In the piñon-juniper and ponderosa pine ecotone, thinning and prescribed fire treatments will leave stands less susceptible to uncharacteristic stand-replacing wildfire. These treatments will also help protect ecologically significant, old, or large trees from stress and wildfire-related mortality during periods of extended drought as the climate warms.
The treatments will generate an estimated 750-850 cords of wood that will be available to the community as fuelwood through a simple permit process. This project will support an estimated 4-6 full-time restoration jobs over three years. The Forest Stewards Guild will offer opportunities for the public to learn more about the project through an ecological monitoring training and Fire Adapted Communities (FAC) Peer Learning Exchange workshops for the surrounding communities.

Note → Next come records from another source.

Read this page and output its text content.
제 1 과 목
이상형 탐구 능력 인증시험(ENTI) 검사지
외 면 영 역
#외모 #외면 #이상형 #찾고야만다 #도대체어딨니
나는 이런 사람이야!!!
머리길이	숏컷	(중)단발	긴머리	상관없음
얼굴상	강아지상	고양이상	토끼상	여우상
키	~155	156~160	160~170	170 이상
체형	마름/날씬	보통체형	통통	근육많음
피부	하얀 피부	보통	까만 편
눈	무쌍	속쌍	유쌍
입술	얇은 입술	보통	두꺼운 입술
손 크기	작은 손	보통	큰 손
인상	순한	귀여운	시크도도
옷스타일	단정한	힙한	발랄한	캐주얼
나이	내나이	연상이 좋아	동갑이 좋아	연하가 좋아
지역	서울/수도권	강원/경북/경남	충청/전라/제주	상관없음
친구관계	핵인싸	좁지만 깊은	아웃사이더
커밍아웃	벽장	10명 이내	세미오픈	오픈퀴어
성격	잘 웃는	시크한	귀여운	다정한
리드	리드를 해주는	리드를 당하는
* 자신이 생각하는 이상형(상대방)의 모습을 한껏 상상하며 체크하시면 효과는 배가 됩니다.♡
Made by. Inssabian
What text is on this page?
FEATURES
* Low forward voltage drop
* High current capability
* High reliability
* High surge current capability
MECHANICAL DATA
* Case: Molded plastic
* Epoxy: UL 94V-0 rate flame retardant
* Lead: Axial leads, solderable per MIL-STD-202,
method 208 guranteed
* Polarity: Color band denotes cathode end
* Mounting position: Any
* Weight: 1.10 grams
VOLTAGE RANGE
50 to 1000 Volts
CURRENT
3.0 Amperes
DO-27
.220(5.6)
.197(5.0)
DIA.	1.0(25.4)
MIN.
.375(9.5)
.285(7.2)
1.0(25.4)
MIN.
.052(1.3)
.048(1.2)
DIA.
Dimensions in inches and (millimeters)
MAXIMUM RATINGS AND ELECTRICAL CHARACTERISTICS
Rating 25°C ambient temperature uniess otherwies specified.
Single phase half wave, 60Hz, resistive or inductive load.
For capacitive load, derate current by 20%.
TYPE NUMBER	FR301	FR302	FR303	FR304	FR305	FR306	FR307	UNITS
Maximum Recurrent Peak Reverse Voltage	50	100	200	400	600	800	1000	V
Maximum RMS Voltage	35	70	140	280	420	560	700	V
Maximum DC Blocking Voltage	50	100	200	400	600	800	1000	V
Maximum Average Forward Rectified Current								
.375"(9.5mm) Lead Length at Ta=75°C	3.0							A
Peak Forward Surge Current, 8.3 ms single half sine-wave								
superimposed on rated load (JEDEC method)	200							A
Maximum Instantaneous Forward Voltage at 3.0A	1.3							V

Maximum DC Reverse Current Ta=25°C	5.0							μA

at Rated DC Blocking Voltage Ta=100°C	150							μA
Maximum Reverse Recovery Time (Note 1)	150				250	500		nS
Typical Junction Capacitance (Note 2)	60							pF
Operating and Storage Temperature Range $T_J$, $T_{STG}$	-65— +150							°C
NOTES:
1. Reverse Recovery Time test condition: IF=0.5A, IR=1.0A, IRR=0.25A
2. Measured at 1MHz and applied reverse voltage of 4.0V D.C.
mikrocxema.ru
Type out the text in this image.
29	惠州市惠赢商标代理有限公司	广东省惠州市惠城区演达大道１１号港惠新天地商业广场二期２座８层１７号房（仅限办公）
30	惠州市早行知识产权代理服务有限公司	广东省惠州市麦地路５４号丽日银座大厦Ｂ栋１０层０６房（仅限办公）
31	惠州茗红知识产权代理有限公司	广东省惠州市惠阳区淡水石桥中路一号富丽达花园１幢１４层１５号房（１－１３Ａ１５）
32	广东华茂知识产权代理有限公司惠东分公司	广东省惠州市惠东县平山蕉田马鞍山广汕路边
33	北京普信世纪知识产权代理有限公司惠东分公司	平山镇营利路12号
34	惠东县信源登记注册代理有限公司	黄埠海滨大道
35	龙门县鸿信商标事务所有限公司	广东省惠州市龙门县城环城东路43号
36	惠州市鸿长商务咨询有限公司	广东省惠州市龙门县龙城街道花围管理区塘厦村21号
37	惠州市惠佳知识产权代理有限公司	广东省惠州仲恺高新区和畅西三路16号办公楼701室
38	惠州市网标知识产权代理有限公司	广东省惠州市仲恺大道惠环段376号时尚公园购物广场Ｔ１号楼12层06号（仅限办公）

In order to quantify if the project area has met the desired outcomes, forest monitoring will be carried out pre and post treatment beginning in December 2016. The desired ecological conditions include, reduction in small trees and basal area, increased grass cover and herbaceous understory, reduced erosion, and heterogeneous stand structure with diverse age classes, openings, and increased crown base height.